Attributing forecast errors to initial condition errors or model errors is a difficult but worthy goal as it may guide forecast system development. Lorenz (1982) noted that the differences between forecast error growth rates and forecast difference growth rates are related to model deficiencies, and that as forecast models improve, these two growth rates should converge. Attempts to separate causes of the non-systematic component of forecast error include that of Dalcher and Kalnay (1987), building on the work of Leith (1978), in which it is assumed that the exponential part of the error growth is due to the self-growth in of initial condition errors, while the linear portion is due to model deficiencies.

Following these lines of investigation into model deficiencies, we use simple diagnostics to compare the temporal variability of forecasts as compared to that of analyses. We calculate the absolute differences for analyses that are i days apart (ai). We compare this to absolute differences between a forecast of length i days, and the analysis from which the forecast started (fi). In addition, we also calculate absolute differences between forecast of length i days, and the forecast of length i-1 days (di). These diagnostics are calculated for wind, geopotential height, temperature and moisture at every grid-point for 2 months of forecasts (January-February 2013), and averaged in time and space at various altitudes. We have first applied this diagnostic technique to the NCEP global ensemble forecasts (evolved from the pioneering work of Toth and Kalnay, 1993) in the TIGGE archive. We consider both the control (unperturbed) and perturbed members of the GFS ensemble.

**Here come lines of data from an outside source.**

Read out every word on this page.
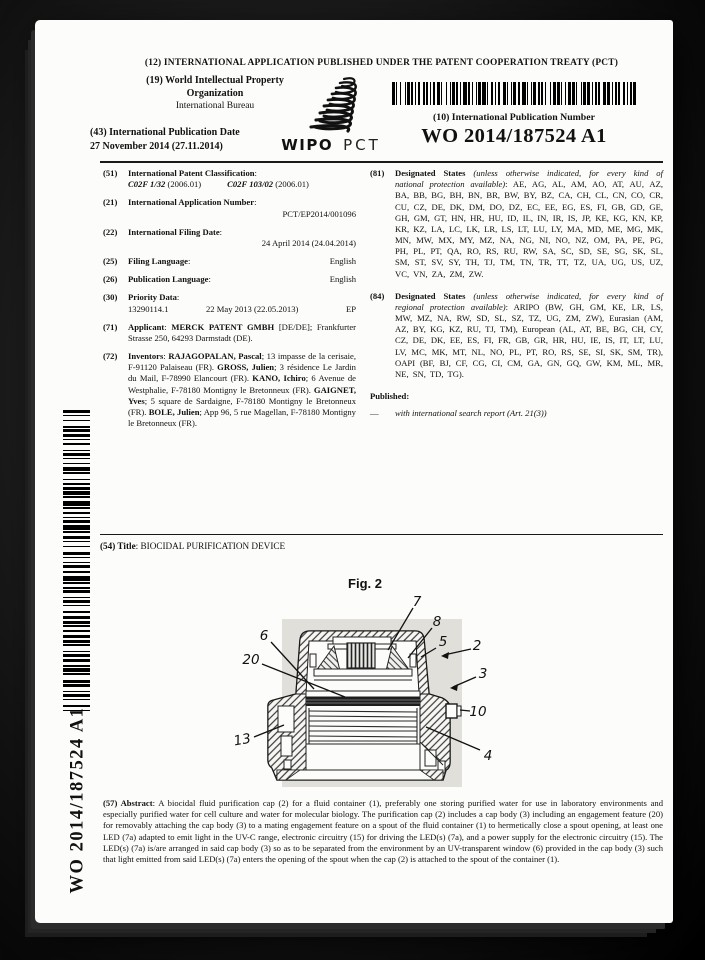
(12) INTERNATIONAL APPLICATION PUBLISHED UNDER THE PATENT COOPERATION TREATY (PCT)
(19) World Intellectual Property
Organization
International Bureau
(43) International Publication Date
27 November 2014 (27.11.2014)	WIPO PCT
(10) International Publication Number
WO 2014/187524 A1
(51)	International Patent Classification:
C02F 1/32 (2006.01)	C02F 103/02 (2006.01)
(21)	International Application Number:
PCT/EP2014/001096
(22)	International Filing Date:
24 April 2014 (24.04.2014)
(25)	Filing Language:	English
(26)	Publication Language:	English
(30)	Priority Data:
13290114.1	22 May 2013 (22.05.2013)	EP
(71)	Applicant: MERCK PATENT GMBH [DE/DE]; Frankfurter Strasse 250, 64293 Darmstadt (DE).
(72)	Inventors: RAJAGOPALAN, Pascal; 13 impasse de la cerisaie, F-91120 Palaiseau (FR). GROSS, Julien; 3 résidence Le Jardin du Mail, F-78990 Elancourt (FR). KANO, Ichiro; 6 Avenue de Westphalie, F-78180 Montigny le Bretonneux (FR). GAIGNET, Yves; 5 square de Sardaigne, F-78180 Montigny le Bretonneux (FR). BOLE, Julien; App 96, 5 rue Magellan, F-78180 Montigny le Bretonneux (FR).
(81)	Designated States (unless otherwise indicated, for every kind of national protection available): AE, AG, AL, AM, AO, AT, AU, AZ, BA, BB, BG, BH, BN, BR, BW, BY, BZ, CA, CH, CL, CN, CO, CR, CU, CZ, DE, DK, DM, DO, DZ, EC, EE, EG, ES, FI, GB, GD, GE, GH, GM, GT, HN, HR, HU, ID, IL, IN, IR, IS, JP, KE, KG, KN, KP, KR, KZ, LA, LC, LK, LR, LS, LT, LU, LY, MA, MD, ME, MG, MK, MN, MW, MX, MY, MZ, NA, NG, NI, NO, NZ, OM, PA, PE, PG, PH, PL, PT, QA, RO, RS, RU, RW, SA, SC, SD, SE, SG, SK, SL, SM, ST, SV, SY, TH, TJ, TM, TN, TR, TT, TZ, UA, UG, US, UZ, VC, VN, ZA, ZM, ZW.
(84)	Designated States (unless otherwise indicated, for every kind of regional protection available): ARIPO (BW, GH, GM, KE, LR, LS, MW, MZ, NA, RW, SD, SL, SZ, TZ, UG, ZM, ZW), Eurasian (AM, AZ, BY, KG, KZ, RU, TJ, TM), European (AL, AT, BE, BG, CH, CY, CZ, DE, DK, EE, ES, FI, FR, GB, GR, HR, HU, IE, IS, IT, LT, LU, LV, MC, MK, MT, NL, NO, PL, PT, RO, RS, SE, SI, SK, SM, TR), OAPI (BF, BJ, CF, CG, CI, CM, GA, GN, GQ, GW, KM, ML, MR, NE, SN, TD, TG).
Published:
—	with international search report (Art. 21(3))
(54) Title: BIOCIDAL PURIFICATION DEVICE
Fig. 2
7
8
5 2
6
20
3
10
13
4
(57) Abstract: A biocidal fluid purification cap (2) for a fluid container (1), preferably one storing purified water for use in laboratory environments and especially purified water for cell culture and water for molecular biology. The purification cap (2) includes a cap body (3) including an engagement feature (20) for removably attaching the cap body (3) to a mating engagement feature on a spout of the fluid container (1) to hermetically close a spout opening, at least one LED (7a) adapted to emit light in the UV-C range, electronic circuitry (15) for driving the LED(s) (7a), and a power supply for the electronic circuitry (15). The LED(s) (7a) is/are arranged in said cap body (3) so as to be separated from the environment by an UV-transparent window (6) provided in the cap body (3) such that light emitted from said LED(s) (7a) enters the opening of the spout when the cap (2) is attached to the spout of the container (1).
WO 2014/187524 A1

In terms of geopotential height, the temporal variability for the forecasts and for the analyses are quite similar (that is, fi is close to ai for i=1,10). The 1-day temporal variability of the forecasts (di) usually decrease somewhat as i increases, but the changes for geopotential height are small, less than 10%. This indicates that, in terms of geopotential height, the model is behaving similarly to the atmosphere (as represented by analyses), and that the change in model forecast behavior with increasing forecast time is small. For other variables, the differences between fi and ai, and the changes in di with increasing i, are larger, indicating larger discrepancies between the forecast model behavior and the analyses, and larger changes in forecast model variability as forecast time increases. For example, for mid-latitude upper tropospheric temperatures, fi is about 15% smaller than ai for i=10 days, and di decreases by 30% between i=1 and i=10 days. In general, differences between the fi and ai tend to be larger for the perturbed ensemble member than for the control ensemble member. Spectral analysis of these differences indicates that most of the changes occur at synoptic and sub-synoptic scales. Ensembles forecasts from other operational centers are currently being examined and results will be interpreted in light of the different data assimilation and ensemble generation methodologies at the different centers.